GBP Swaps: Nobody expects the Spanish inflation; Flatter after APF
Early sell-off on Spanish surprise fades; Ultra QT goes fine
The first £650m active QT sale of ultralong gilts from the BOE’s APF scheme hit the market this afternoon in successful style, albeit without a massive outpouring of demand. In a session during which strong Spanish inflation data that nobody expected was widely used as an excuse to sell fixed income on both sides of the Atlantic early on, albeit less in gilts than elsewhere.
Thus, the gilt that this afternoon had the most bids accepted (the 2071 with £235m of £337m bids accepted at 3.416%), rallied to test 3.38% in the wake of the APF results before coming back to 3.43% at the close.
All-in-all there was little to suggest that consuming the QT event was a problem for the market with 10s/30s and 30s/50s off the flats but the latter down to -25.6bps (-1.7) at the close after steepening sharply through last week, raising hopes that selling the mere £843.7bn of gilts remaining in the BOE’s AFP should be little more than a formality.
Elsewhere, the return of China to work after its week of holiday saw new issuance in global bond markets come alive again after a quiet five days. GBP was no exception with IBM returning like a still-impressive, if rusty and quasi-mythical, ghost warlord from pre-history, to raise £750m of 15y bonds in a deal that (despite IBM also peddling eight tranches of EUR and USD bonds today), attracted a very chunky £2bn of orders from awestruck investors at 115bps over gilts.
The AIB and AIIB also chipped in with a combined £850m of 2026 supply as 3-year SONIA swap spreads reflected the level of supply-related receiving interest with a 3.5bps widening to 65.5bps at the close, in a session that provided a highly active warm-up to the main central bank events later in the week.
In other swap spreads the 5y was +0.6bps at 47.9bps, 10y was unchanged at -10.9bps and the 30y was +0.6bps at -50.4bps, while the 50y, with that 2071 demand and long end flattening in mind, pushed 3.3bps less negative to -41.6bps.

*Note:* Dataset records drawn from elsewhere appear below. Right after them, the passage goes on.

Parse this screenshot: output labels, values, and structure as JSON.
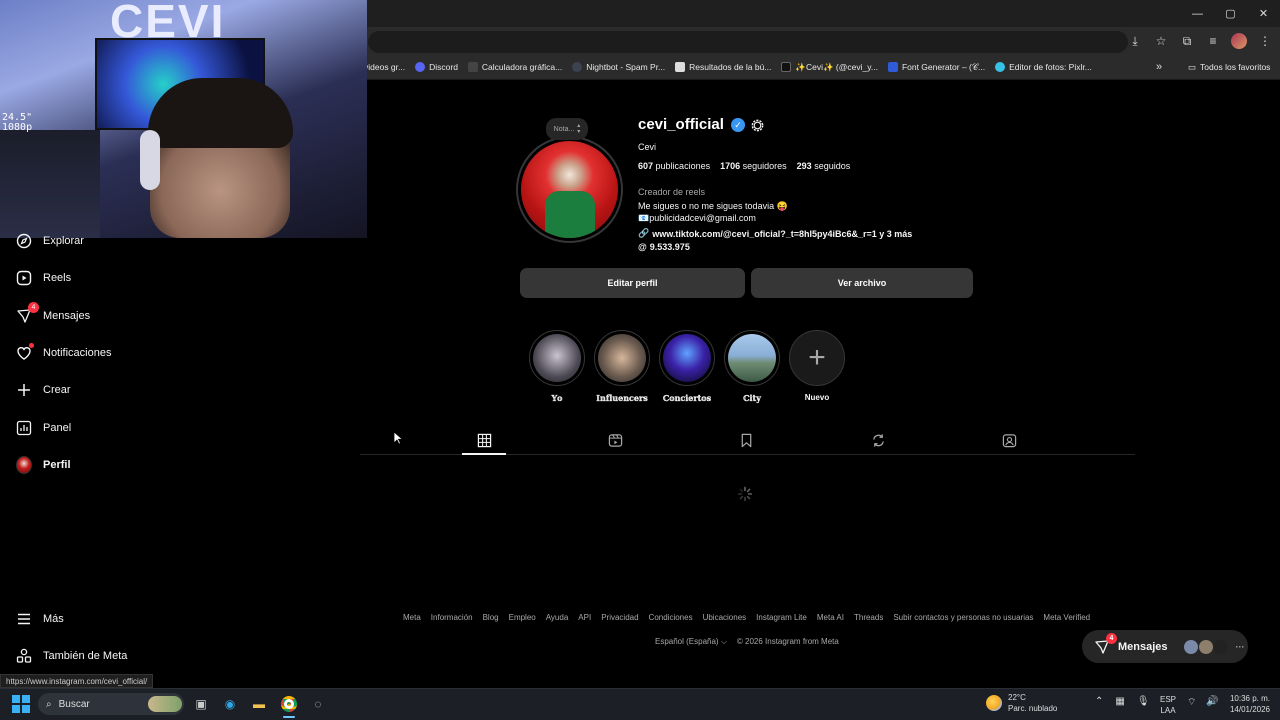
{
  "browser": {
    "window_controls": [
      "—",
      "▢",
      "✕"
    ],
    "bookmarks": [
      {
        "label": "videos gr...",
        "icon": "folder-icon"
      },
      {
        "label": "Discord",
        "icon": "discord-icon"
      },
      {
        "label": "Calculadora gráfica...",
        "icon": "desmos-icon"
      },
      {
        "label": "Nightbot - Spam Pr...",
        "icon": "nightbot-icon"
      },
      {
        "label": "Resultados de la bú...",
        "icon": "doc-icon"
      },
      {
        "label": "✨Cevi✨ (@cevi_y...",
        "icon": "tiktok-icon"
      },
      {
        "label": "Font Generator – (𝒞...",
        "icon": "font-icon"
      },
      {
        "label": "Editor de fotos: Pixlr...",
        "icon": "pixlr-icon"
      }
    ],
    "bookmarks_more": "»",
    "all_favorites": "Todos los favoritos",
    "status_url": "https://www.instagram.com/cevi_official/"
  },
  "webcam": {
    "logo": "CEVI",
    "overlay_text": "24.5\"\n1080p"
  },
  "nav": {
    "items": [
      {
        "label": "Explorar",
        "icon": "compass-icon"
      },
      {
        "label": "Reels",
        "icon": "reels-icon"
      },
      {
        "label": "Mensajes",
        "icon": "messenger-icon",
        "badge": "4"
      },
      {
        "label": "Notificaciones",
        "icon": "heart-icon"
      },
      {
        "label": "Crear",
        "icon": "plus-icon"
      },
      {
        "label": "Panel",
        "icon": "chart-icon"
      },
      {
        "label": "Perfil",
        "icon": "avatar"
      }
    ],
    "more": "Más",
    "also_meta": "También de Meta"
  },
  "profile": {
    "note_placeholder": "Nota...",
    "username": "cevi_official",
    "verified_mark": "✓",
    "full_name": "Cevi",
    "posts_count": "607",
    "posts_label": "publicaciones",
    "followers_count": "1706",
    "followers_label": "seguidores",
    "following_count": "293",
    "following_label": "seguidos",
    "category": "Creador de reels",
    "bio_line1": "Me sigues o no me sigues todavia 😝",
    "bio_line2": "📧publicidadcevi@gmail.com",
    "bio_link": "www.tiktok.com/@cevi_oficial?_t=8hI5py4iBc6&_r=1 y 3 más",
    "threads": "9.533.975",
    "edit_button": "Editar perfil",
    "archive_button": "Ver archivo"
  },
  "highlights": [
    {
      "label": "𝕐𝕠"
    },
    {
      "label": "𝕀𝕟𝕗𝕝𝕦𝕖𝕟𝕔𝕖𝕣𝕤"
    },
    {
      "label": "ℂ𝕠𝕟𝕔𝕚𝕖𝕣𝕥𝕠𝕤"
    },
    {
      "label": "ℂ𝕚𝕥𝕪"
    },
    {
      "label": "Nuevo"
    }
  ],
  "tabs": [
    "posts-grid-icon",
    "reels-tab-icon",
    "saved-icon",
    "reposts-icon",
    "tagged-icon"
  ],
  "footer": {
    "links": [
      "Meta",
      "Información",
      "Blog",
      "Empleo",
      "Ayuda",
      "API",
      "Privacidad",
      "Condiciones",
      "Ubicaciones",
      "Instagram Lite",
      "Meta AI",
      "Threads",
      "Subir contactos y personas no usuarias",
      "Meta Verified"
    ],
    "language": "Español (España) ⌵",
    "copyright": "© 2026 Instagram from Meta"
  },
  "messages_pill": {
    "label": "Mensajes",
    "badge": "4",
    "more": "···"
  },
  "taskbar": {
    "search_label": "Buscar",
    "weather_temp": "22°C",
    "weather_desc": "Parc. nublado",
    "lang_top": "ESP",
    "lang_bottom": "LAA",
    "time": "10:36 p. m.",
    "date": "14/01/2026"
  },
  "colors": {
    "background": "#000000",
    "surface": "#363636",
    "verified": "#3897f0",
    "badge": "#ff3040",
    "text_muted": "#a8a8a8"
  }
}
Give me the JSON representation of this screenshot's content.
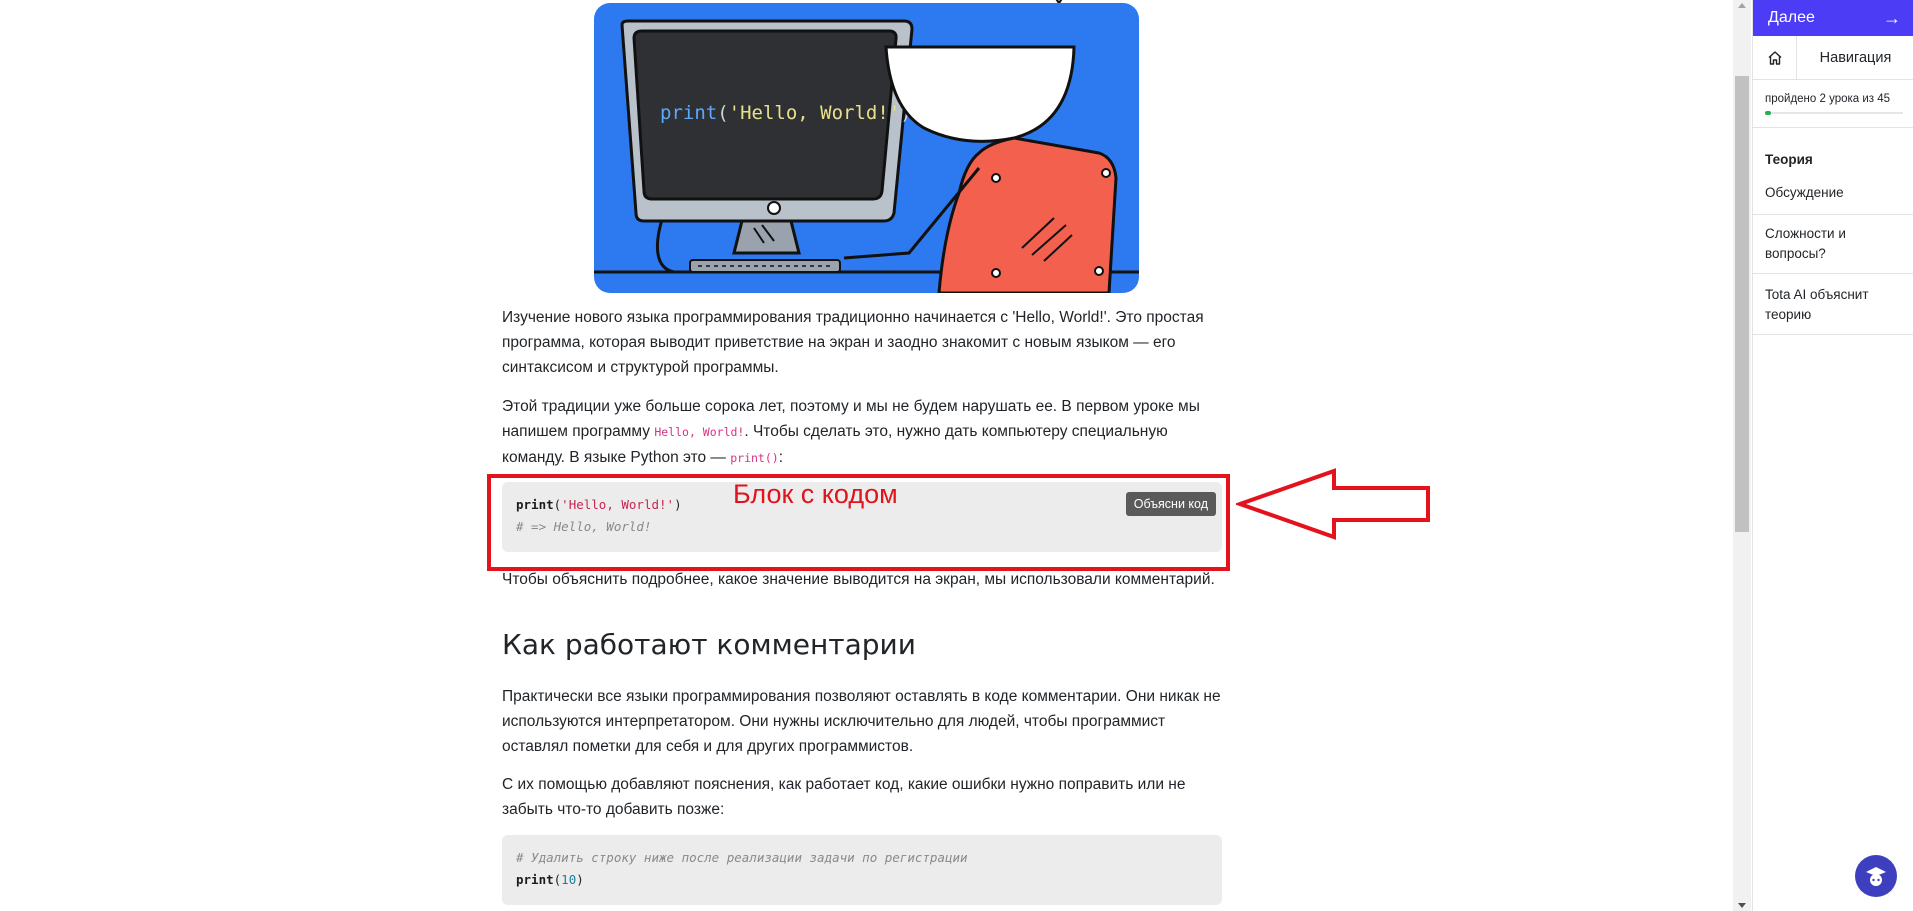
{
  "hero": {
    "stray_mark": "x",
    "screen_code": {
      "fn": "print",
      "open": "(",
      "arg": "'Hello, World!'",
      "close": ")"
    }
  },
  "article": {
    "p1": "Изучение нового языка программирования традиционно начинается с 'Hello, World!'. Это простая программа, которая выводит приветствие на экран и заодно знакомит с новым языком — его синтаксисом и структурой программы.",
    "p2_part1": "Этой традиции уже больше сорока лет, поэтому и мы не будем нарушать ее. В первом уроке мы напишем программу ",
    "p2_code1": "Hello, World!",
    "p2_part2": ". Чтобы сделать это, нужно дать компьютеру специальную команду. В языке Python это — ",
    "p2_code2": "print()",
    "p2_part3": ":",
    "code1": {
      "line1_fn": "print",
      "line1_open": "(",
      "line1_str": "'Hello, World!'",
      "line1_close": ")",
      "line2_comment": "# => Hello, World!",
      "explain_button": "Объясни код"
    },
    "p3": "Чтобы объяснить подробнее, какое значение выводится на экран, мы использовали комментарий.",
    "heading": "Как работают комментарии",
    "p4": "Практически все языки программирования позволяют оставлять в коде комментарии. Они никак не используются интерпретатором. Они нужны исключительно для людей, чтобы программист оставлял пометки для себя и для других программистов.",
    "p5": "С их помощью добавляют пояснения, как работает код, какие ошибки нужно поправить или не забыть что-то добавить позже:",
    "code2": {
      "line1_comment": "# Удалить строку ниже после реализации задачи по регистрации",
      "line2_fn": "print",
      "line2_open": "(",
      "line2_num": "10",
      "line2_close": ")"
    }
  },
  "annotation": {
    "label": "Блок с кодом",
    "color": "#e3121c"
  },
  "sidebar": {
    "next_label": "Далее",
    "next_arrow": "→",
    "nav_label": "Навигация",
    "home_icon": "home-icon",
    "progress_text": "пройдено 2 урока из 45",
    "progress_fraction": 0.044,
    "accent": "#4c3cf5",
    "progress_color": "#22b14c",
    "items": [
      {
        "label": "Теория",
        "active": true
      },
      {
        "label": "Обсуждение",
        "active": false
      },
      {
        "label": "Сложности и вопросы?",
        "active": false
      },
      {
        "label": "Tota AI объяснит теорию",
        "active": false
      }
    ],
    "bot_icon": "assistant-bot-icon"
  }
}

Similarly, in gilts, the 5y and 10y yields, having cried their crocodile tears for Spain’s inflation situation in the morning, closed unchanged at 3.20% and 3.32% respectively. Shorter in, SONIAs were down a modest 0.5-2.0bps in the whites before the MPC this week.
Barclays: 50bps MPC forecast but risks on dovish side
Strategists at Barclays today took a look ahead to Thursday’s MPC decision, and predict a with-consensus 50bps hike to 4%, with dovish risks. Barclays said that “We expect the MPC to deliver a 50bp hike at the February meeting – the last one of this magnitude – taking the Bank Rate to 4%, well into restrictive territory. The wording of the December minutes (said)… that the MPC would respond ‘forcefully’ if the outlook suggested more persistent inflationary pressures and that the Committee considered 50bp hike to be ‘forceful’.”
Barclays said that it believes that data and developments since then justify a final ‘forceful’ response, citing that:
- "Activity (H2 GDP) has been more resilient than expected, even though it is showing signs of further weakness ahead."
- "The labour market remains tight as a result of the high levels of inactivity – with the latest data showing little signs of improvement – and the still-elevated number of vacancies. Furthermore, wage growth continues to accelerate."
- "Core inflation remains sticky (6.3% y/y), driven by a further acceleration in services inflation (6.8% y/y), which came in well above expectations at the time of the November report and is the best reflection of domestically generated inflation."
- Energy prices have fallen further...While this should lead to a mechanical downward revision to the Bank’s headline inflation forecast, it should partially boost core inflation as the improvement in households’ real disposable incomes supports demand in the medium term.
Looking at the vote breakdown Barclays said that “The decision is unlikely to be unanimous, with a majority of seven members this time – including external member Mann – probably casting their votes for 50bps. Given Prof. Tenreyro and Prof. Dhingra’s concern that the sizeable impact from past policy tightening is still to come through… we think that they will continue to prefer leaving the Bank Rate unchanged, as they did at the December meeting. Risks are tilted toward a more dovish split.”
New issues: ADB, AIIB, IBM
- The Asian Development Bank has priced a £600m, Feb 2026 bond at gilts +74bps via BMO, Deutsche and TorDom.
- The AIIB today priced a £250m tap of its 4.375% Jun 2026 bond at gilts +100bps via MS.
- IBM has priced a £750m 15y bond at gilts +115bps as part of a five-tranche bond issue consisting of 4y, 8y, 12y and 20y EUR supply, plus the GBP tranche via Barclays, BofA, Citi, Goldman (B&D), JPM, Mizuho, MUFG and TorDom.
- Kommunalbanken on Friday priced a £50m tap of its Dec 2025, 0.25% bond via Nomura.